In 2000, Metallica got caught up in "Napster Catastrophe," an incident that marked the band's song "I Disappear" leak across the Napster file-sharing network. Before long, they, too, discovered that their entire catalogue was also freely available. Due to that fact, the band immediately sued Napster and in the process asked that 300,000 Napster users found to be trading Metallica songs be kicked off the network. One year later, in 2001, Metallica and Napster agreed to an out-of-court settlement, and the band never actually sued any fans for copyright infringement. That same year, just before the band went into the studio to record their next album, Jason Newsted left the band apparently because of the physical damage he had done to himself over the years while playing the music he loved. Soon after, in July 2001 James Hetfield entered alcohol rehab due to "alcoholism and other addictions" , which utterly devastated Metallica. This huge blow had indeed made the future of the band, after an exsisting time for 20 years, very unpromising.

After Hetfield's return, slowly and cautiously Metallica continued as an incomplete 3-piece throughout the writing and recording of their next album. Realizing the band fade, Bob Rock covered bass duties while the trio maintained their old positions in the band, and so they worked on their rawest album to date, titled "St.
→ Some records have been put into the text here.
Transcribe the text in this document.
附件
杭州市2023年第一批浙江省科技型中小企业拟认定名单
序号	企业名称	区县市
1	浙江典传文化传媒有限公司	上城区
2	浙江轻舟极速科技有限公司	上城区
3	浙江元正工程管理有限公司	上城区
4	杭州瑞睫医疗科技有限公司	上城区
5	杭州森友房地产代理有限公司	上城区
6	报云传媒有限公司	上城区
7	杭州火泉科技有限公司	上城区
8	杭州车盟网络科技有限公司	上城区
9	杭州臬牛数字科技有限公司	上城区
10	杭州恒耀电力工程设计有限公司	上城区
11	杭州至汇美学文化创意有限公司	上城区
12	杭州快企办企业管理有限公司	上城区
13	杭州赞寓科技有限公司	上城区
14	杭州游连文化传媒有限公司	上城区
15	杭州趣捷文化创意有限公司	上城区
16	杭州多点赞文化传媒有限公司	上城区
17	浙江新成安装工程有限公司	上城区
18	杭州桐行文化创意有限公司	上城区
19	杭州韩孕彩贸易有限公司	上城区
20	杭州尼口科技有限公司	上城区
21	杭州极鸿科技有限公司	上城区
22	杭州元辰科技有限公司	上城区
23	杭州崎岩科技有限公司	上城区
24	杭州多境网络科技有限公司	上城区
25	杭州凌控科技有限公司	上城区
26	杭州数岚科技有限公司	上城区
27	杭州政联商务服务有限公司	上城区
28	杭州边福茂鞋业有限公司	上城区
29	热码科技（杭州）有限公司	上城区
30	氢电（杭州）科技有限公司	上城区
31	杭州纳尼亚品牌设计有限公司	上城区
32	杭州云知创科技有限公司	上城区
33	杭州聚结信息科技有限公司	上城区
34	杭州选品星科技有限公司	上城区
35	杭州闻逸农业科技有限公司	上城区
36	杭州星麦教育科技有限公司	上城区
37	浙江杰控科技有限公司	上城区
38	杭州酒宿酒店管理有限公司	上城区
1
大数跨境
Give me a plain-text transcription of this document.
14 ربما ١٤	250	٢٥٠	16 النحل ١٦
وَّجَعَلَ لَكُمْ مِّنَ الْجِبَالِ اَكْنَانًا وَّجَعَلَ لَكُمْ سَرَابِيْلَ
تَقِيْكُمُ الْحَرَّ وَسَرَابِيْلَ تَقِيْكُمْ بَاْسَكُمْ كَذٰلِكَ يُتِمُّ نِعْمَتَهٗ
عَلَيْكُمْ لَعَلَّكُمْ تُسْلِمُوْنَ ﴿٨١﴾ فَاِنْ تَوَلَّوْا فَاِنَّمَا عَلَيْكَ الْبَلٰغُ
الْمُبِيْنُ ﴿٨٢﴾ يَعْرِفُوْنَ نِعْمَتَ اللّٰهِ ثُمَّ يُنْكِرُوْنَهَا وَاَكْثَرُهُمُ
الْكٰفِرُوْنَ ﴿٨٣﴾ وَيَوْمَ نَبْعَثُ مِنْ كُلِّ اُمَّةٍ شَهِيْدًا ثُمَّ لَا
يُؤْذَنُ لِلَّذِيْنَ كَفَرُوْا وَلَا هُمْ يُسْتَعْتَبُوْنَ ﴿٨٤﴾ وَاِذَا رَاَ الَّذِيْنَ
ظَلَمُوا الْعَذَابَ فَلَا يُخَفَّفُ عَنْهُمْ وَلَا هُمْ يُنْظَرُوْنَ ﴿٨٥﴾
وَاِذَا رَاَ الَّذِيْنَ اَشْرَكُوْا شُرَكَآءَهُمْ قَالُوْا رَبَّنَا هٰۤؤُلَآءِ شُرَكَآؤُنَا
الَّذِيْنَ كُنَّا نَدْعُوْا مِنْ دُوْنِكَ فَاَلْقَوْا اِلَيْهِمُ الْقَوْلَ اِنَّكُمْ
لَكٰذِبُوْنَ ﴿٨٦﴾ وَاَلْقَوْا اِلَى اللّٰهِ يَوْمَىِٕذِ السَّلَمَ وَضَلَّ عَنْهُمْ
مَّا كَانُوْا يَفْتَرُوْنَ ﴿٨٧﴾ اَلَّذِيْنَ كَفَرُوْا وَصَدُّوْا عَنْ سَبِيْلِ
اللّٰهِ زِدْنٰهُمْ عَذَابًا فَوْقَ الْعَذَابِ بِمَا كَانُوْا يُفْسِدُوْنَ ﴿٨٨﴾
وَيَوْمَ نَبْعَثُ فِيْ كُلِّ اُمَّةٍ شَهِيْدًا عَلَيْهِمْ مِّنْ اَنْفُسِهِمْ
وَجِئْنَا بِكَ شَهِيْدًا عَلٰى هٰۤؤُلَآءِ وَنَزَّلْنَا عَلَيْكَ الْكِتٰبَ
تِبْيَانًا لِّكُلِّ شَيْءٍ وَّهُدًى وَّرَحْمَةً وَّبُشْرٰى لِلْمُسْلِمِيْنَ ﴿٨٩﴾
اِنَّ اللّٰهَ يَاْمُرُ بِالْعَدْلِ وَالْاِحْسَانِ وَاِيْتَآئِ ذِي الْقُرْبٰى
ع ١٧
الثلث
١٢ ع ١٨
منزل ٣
Anger," which pushed Metallica's 20 year-old sound to new planes of existence. In early 2003, shortly after recording the album, they recruited their new member, bassist Robert Trujillo, who was Suicidal Tendencies' ex and was then playing with Ozzy Osbourne's band. Happened by chance, Jason Newsted, who had joined Canadian heavy metal band Voivod, filled Rob's position playing bass for Ozzy during the Ozzfest 2003 tour. After the recruitment, in June that year Metallica released their eighth full-length studio album "St. Anger," which was debuted at number one on the album charts, heralded as the band's most aggressive album in over a decade. The release of this album amazed the band fans everywhere that Metallica was finally a full band again, and looked forward to the coming tours. As an appreciation to their music success, Metallica was named the MTV Icon of the year (2003), and won a Grammy in 2004 for "St. Anger," which happened to be the band's sixth such award.

In 2007 the band announced that ninth studio album was baked in the studio and the process itself has taken place since end of 2006. The members admitted to get 'sick' of the studio walls and therefore took sometime off the studio to hit the road in a tour dubbed "Sick of the Studio '07".